Custom robotics simulator using Unity
[This simulator has changed a lot since this video.] The above is a tool that I’m developing for my reforestation robot project at CMU. The Unity-based simulator has a complete bridge with ROS2, so sensor data from the simulator can be easily displayed in Rviz, for example. I wrote custom scripts to simulate camera sensors, GNSS, and more. The terrain is based of of real-world elevation data pulled from the USGS’s National Map Downloader. I’ve designed this tool so that virtual worlds can be easily created based on any location in the world— all you need are the GPS coordinates.
Forest generation in the browser
I’m fascinated with teaching computers to have “green thumbs”— modeling plant dynamics, eventually so that machines can help us grow plants better than ever! This simple app renders a forest with three.js and gives users a carbon sequestration estimate.
Scene classification using a retro bag-of-words technique
Life existed before CNNs!
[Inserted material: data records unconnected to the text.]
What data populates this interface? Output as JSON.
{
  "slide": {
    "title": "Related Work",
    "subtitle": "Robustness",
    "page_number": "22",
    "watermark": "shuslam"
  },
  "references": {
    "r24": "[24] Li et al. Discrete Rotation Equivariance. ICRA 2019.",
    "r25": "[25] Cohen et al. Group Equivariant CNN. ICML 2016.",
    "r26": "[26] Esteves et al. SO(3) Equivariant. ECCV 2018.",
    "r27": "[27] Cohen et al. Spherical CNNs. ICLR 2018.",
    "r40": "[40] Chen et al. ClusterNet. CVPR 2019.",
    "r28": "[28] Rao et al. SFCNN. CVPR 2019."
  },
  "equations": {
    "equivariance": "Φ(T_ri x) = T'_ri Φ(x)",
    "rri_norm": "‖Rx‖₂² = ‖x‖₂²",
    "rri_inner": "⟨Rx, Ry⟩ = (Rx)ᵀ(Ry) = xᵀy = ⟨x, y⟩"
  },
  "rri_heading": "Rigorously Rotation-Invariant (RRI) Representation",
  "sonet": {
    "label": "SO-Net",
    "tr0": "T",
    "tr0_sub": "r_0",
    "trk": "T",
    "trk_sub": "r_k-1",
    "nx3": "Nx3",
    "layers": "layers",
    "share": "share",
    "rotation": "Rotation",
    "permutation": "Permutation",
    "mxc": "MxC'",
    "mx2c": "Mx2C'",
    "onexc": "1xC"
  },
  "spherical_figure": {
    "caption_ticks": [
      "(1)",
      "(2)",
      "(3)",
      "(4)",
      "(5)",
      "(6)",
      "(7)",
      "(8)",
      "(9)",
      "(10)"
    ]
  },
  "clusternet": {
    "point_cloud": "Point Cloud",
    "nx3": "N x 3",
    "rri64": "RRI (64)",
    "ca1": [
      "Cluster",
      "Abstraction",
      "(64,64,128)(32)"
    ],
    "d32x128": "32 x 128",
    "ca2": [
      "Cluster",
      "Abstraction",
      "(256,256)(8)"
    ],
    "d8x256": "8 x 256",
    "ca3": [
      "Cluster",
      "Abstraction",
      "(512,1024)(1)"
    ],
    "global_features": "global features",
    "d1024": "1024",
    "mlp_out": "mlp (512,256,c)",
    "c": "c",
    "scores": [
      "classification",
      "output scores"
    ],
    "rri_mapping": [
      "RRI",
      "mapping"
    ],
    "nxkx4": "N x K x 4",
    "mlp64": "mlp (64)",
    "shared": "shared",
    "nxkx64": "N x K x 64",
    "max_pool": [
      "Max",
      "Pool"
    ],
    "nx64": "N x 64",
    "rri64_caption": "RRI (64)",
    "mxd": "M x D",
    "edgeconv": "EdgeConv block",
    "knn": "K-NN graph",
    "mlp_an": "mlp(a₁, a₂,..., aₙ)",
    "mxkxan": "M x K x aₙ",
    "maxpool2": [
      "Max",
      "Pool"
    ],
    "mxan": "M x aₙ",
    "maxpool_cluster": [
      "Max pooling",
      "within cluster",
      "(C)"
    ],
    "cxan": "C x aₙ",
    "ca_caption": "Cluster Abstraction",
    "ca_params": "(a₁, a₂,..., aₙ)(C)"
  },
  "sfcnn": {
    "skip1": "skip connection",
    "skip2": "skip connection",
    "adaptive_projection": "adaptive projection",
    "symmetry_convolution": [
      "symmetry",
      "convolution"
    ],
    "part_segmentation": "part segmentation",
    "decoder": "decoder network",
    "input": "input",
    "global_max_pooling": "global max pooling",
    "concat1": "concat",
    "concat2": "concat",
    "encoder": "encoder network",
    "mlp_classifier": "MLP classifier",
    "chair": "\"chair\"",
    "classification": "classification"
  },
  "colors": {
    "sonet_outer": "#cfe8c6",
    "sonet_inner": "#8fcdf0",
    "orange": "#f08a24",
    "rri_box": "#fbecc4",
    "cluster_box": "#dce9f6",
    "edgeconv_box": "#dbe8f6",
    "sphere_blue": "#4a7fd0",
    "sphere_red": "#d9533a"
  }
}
For my CS class at CMU, I wrote a bag-of-words scene classifier. It uses a series of Gaussian and related filters to convert any image into the frequency domain, then uses the filter responses to construct a histogram. These histograms are clustered, forming a classifier. This technique used to be state-of-the-art. My classifier achieved a whopping 61% accuracy after I tuned the spatial pyramid params.
An underwater ROV control app
A one-day design challenge for VideoRay
As a one-day design challenge for VideoRay in 2025, I mocked up this control app for an underwater remotely-operated vehicle in Figma. This is a direct screenshot from Figma.
Map-assisted state estimation with semantic segmentation
The idea here is that, in the event that the signal from a GNSS sensor is lost, or another localization sensor fails, we can use real-time perception data and offline map information to retain localization in an autonomous vehicle. Does it work as well as RTK? No! But it’s a great fallback, and it uses computations that the AV stack is performing anyway, so it’s a great safety system that can run in the background. And it reduced error from a simulated noisy GPS by 47%!